Tayangan ulang beberkan tak ada fault pada net dari Ginting

Tayangan ulang video membeberkan tidak adanya fault atau pelanggaran dari Anthony Sinisuka Ginting di reli kritis terakhir partai final tunggal putera Hong Kong Open.

Ginting diganjar fault  oleh hakim servis Joerg Hupertz (Jerman) lantaran melintasi net pada angka 20-21 di game pamungkas. Hal tersebut mengantarkan kemenangan sekaligus gelar juara bagi lawannya, Lee Cheuk Yiu.

Berdasarkan aturan permainan bulu tangkis, adalah sebuah fault (pelanggaran) bila memukul bola sebelum ia melintasi net.

Namun, tayangan ulang video secara jelas menunjukkan bahwa bola sudah melintasi net ketika Ginting memukulnya.

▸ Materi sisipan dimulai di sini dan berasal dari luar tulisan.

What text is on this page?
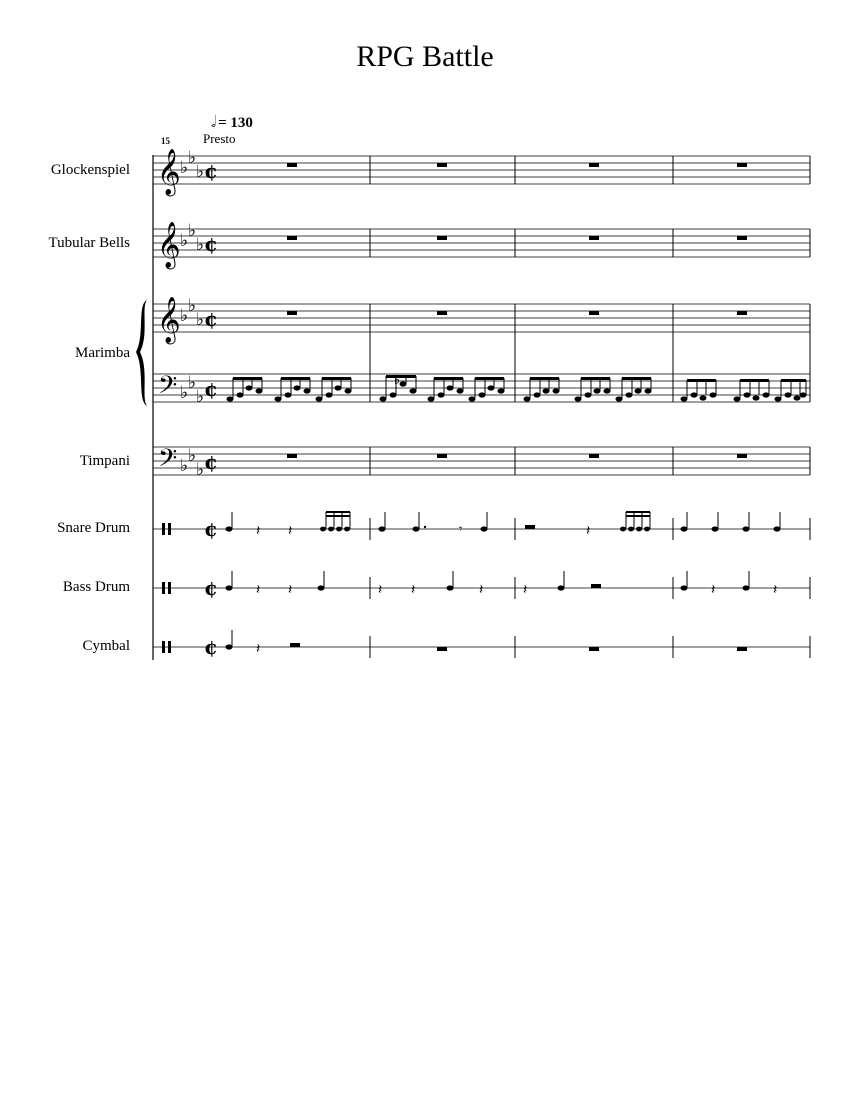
RPG Battle
𝅗𝅥 = 130
Presto
15
Glockenspiel
Tubular Bells
Marimba
Timpani
Snare Drum
Bass Drum
Cymbal
𝄞
𝄞
𝄞
𝄢
𝄢
♭ ♭
♭
♭ ♭
♭
♭ ♭
♭
♭ ♭
♭
♭ ♭
♭
¢
¢
¢
¢
¢
¢
¢
¢
♭
𝄽 𝄽	𝄾	𝄽
𝄽 𝄽	𝄽 𝄽	𝄽	𝄽	𝄽	𝄽
𝄽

Ginting merasa kesal saat dia melihat wasit memberi sinyal fault. Dia menunduk dalam lantaran kecewa dan putus asa.

Antonsen: Seharusnya bisa men-challenge pada situasi seperti ini.

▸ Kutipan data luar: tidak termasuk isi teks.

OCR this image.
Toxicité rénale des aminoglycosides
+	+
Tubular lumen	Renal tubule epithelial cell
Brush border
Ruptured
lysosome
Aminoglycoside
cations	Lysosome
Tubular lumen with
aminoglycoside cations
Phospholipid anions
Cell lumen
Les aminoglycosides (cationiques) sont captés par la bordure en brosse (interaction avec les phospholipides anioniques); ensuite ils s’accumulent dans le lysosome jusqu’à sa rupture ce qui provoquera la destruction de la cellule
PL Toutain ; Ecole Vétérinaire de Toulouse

Pebulutangkis No. 3 dunia Anders Antonsen menunggah di kanal isntagramnya dan menulis bahwa para pemain seharusnya bisa men-challenge (dengan teknologi hawkeye) pada situasi seperti ini (bola net).

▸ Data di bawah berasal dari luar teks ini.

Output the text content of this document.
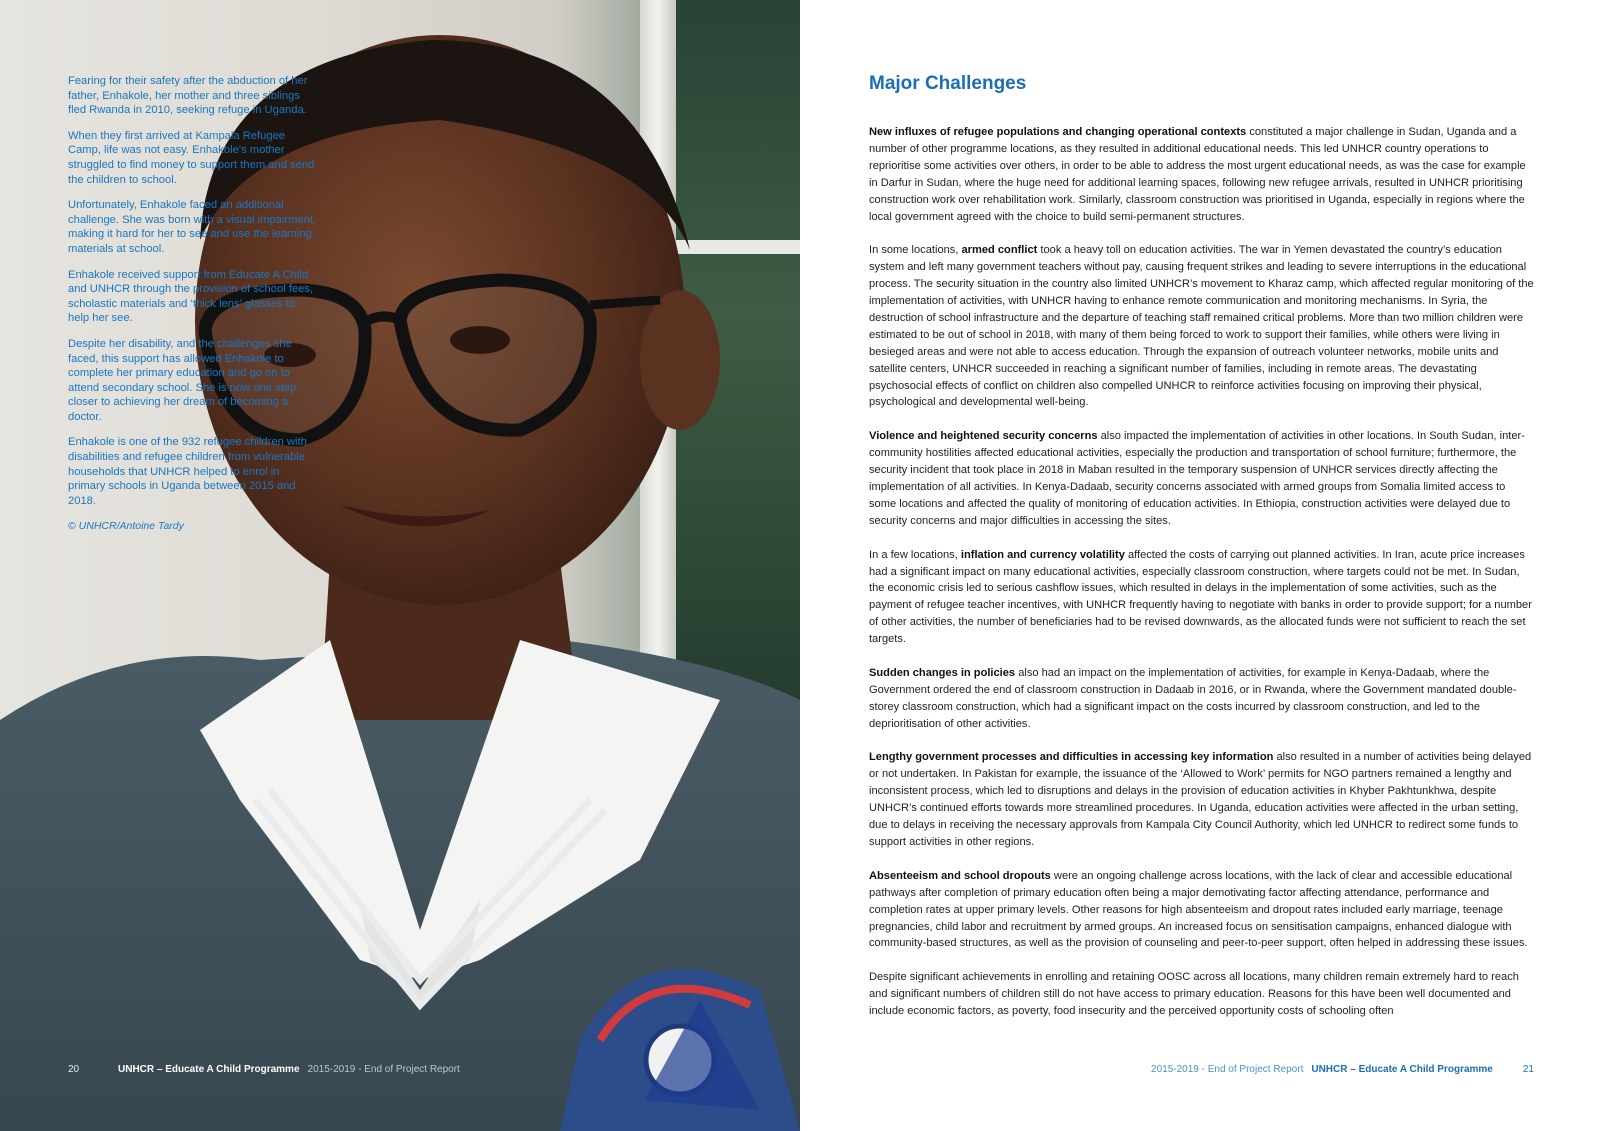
Fearing for their safety after the abduction of her father, Enhakole, her mother and three siblings fled Rwanda in 2010, seeking refuge in Uganda.

When they first arrived at Kampala Refugee Camp, life was not easy. Enhakole’s mother struggled to find money to support them and send the children to school.

Unfortunately, Enhakole faced an additional challenge. She was born with a visual impairment, making it hard for her to see and use the learning materials at school.

Enhakole received support from Educate A Child and UNHCR through the provision of school fees, scholastic materials and ‘thick lens’ glasses to help her see.

Despite her disability, and the challenges she faced, this support has allowed Enhakole to complete her primary education and go on to attend secondary school. She is now one step closer to achieving her dream of becoming a doctor.

Enhakole is one of the 932 refugee children with disabilities and refugee children from vulnerable households that UNHCR helped to enrol in primary schools in Uganda between 2015 and 2018.

© UNHCR/Antoine Tardy

20	UNHCR – Educate A Child Programme 2015-2019 - End of Project Report
Major Challenges

New influxes of refugee populations and changing operational contexts constituted a major challenge in Sudan, Uganda and a number of other programme locations, as they resulted in additional educational needs. This led UNHCR country operations to reprioritise some activities over others, in order to be able to address the most urgent educational needs, as was the case for example in Darfur in Sudan, where the huge need for additional learning spaces, following new refugee arrivals, resulted in UNHCR prioritising construction work over rehabilitation work. Similarly, classroom construction was prioritised in Uganda, especially in regions where the local government agreed with the choice to build semi-permanent structures.

In some locations, armed conflict took a heavy toll on education activities. The war in Yemen devastated the country’s education system and left many government teachers without pay, causing frequent strikes and leading to severe interruptions in the educational process. The security situation in the country also limited UNHCR’s movement to Kharaz camp, which affected regular monitoring of the implementation of activities, with UNHCR having to enhance remote communication and monitoring mechanisms. In Syria, the destruction of school infrastructure and the departure of teaching staff remained critical problems. More than two million children were estimated to be out of school in 2018, with many of them being forced to work to support their families, while others were living in besieged areas and were not able to access education. Through the expansion of outreach volunteer networks, mobile units and satellite centers, UNHCR succeeded in reaching a significant number of families, including in remote areas. The devastating psychosocial effects of conflict on children also compelled UNHCR to reinforce activities focusing on improving their physical, psychological and developmental well-being.

Violence and heightened security concerns also impacted the implementation of activities in other locations. In South Sudan, inter-community hostilities affected educational activities, especially the production and transportation of school furniture; furthermore, the security incident that took place in 2018 in Maban resulted in the temporary suspension of UNHCR services directly affecting the implementation of all activities. In Kenya-Dadaab, security concerns associated with armed groups from Somalia limited access to some locations and affected the quality of monitoring of education activities. In Ethiopia, construction activities were delayed due to security concerns and major difficulties in accessing the sites.

In a few locations, inflation and currency volatility affected the costs of carrying out planned activities. In Iran, acute price increases had a significant impact on many educational activities, especially classroom construction, where targets could not be met. In Sudan, the economic crisis led to serious cashflow issues, which resulted in delays in the implementation of some activities, such as the payment of refugee teacher incentives, with UNHCR frequently having to negotiate with banks in order to provide support; for a number of other activities, the number of beneficiaries had to be revised downwards, as the allocated funds were not sufficient to reach the set targets.

Sudden changes in policies also had an impact on the implementation of activities, for example in Kenya-Dadaab, where the Government ordered the end of classroom construction in Dadaab in 2016, or in Rwanda, where the Government mandated double-storey classroom construction, which had a significant impact on the costs incurred by classroom construction, and led to the deprioritisation of other activities.

Lengthy government processes and difficulties in accessing key information also resulted in a number of activities being delayed or not undertaken. In Pakistan for example, the issuance of the ‘Allowed to Work’ permits for NGO partners remained a lengthy and inconsistent process, which led to disruptions and delays in the provision of education activities in Khyber Pakhtunkhwa, despite UNHCR’s continued efforts towards more streamlined procedures. In Uganda, education activities were affected in the urban setting, due to delays in receiving the necessary approvals from Kampala City Council Authority, which led UNHCR to redirect some funds to support activities in other regions.

Absenteeism and school dropouts were an ongoing challenge across locations, with the lack of clear and accessible educational pathways after completion of primary education often being a major demotivating factor affecting attendance, performance and completion rates at upper primary levels. Other reasons for high absenteeism and dropout rates included early marriage, teenage pregnancies, child labor and recruitment by armed groups. An increased focus on sensitisation campaigns, enhanced dialogue with community-based structures, as well as the provision of counseling and peer-to-peer support, often helped in addressing these issues.

Despite significant achievements in enrolling and retaining OOSC across all locations, many children remain extremely hard to reach and significant numbers of children still do not have access to primary education. Reasons for this have been well documented and include economic factors, as poverty, food insecurity and the perceived opportunity costs of schooling often

2015-2019 - End of Project Report UNHCR – Educate A Child Programme	21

Terdapat banyak contoh di mana fault yang salah sasaran justru terbukti merugikan. Pertandingan antara Son Wan Ho dan Takuma Ueda pada Sudirman Cup 2015 merupakan salah satunya.

Hampir mustahil bagi wasit untuk mengawasi bola secepat ini.

Insiden ini berfungsi sebagai peringatan atau panggilan bagi BWF guna menerapkan teknologi hawkeye challenge di area net.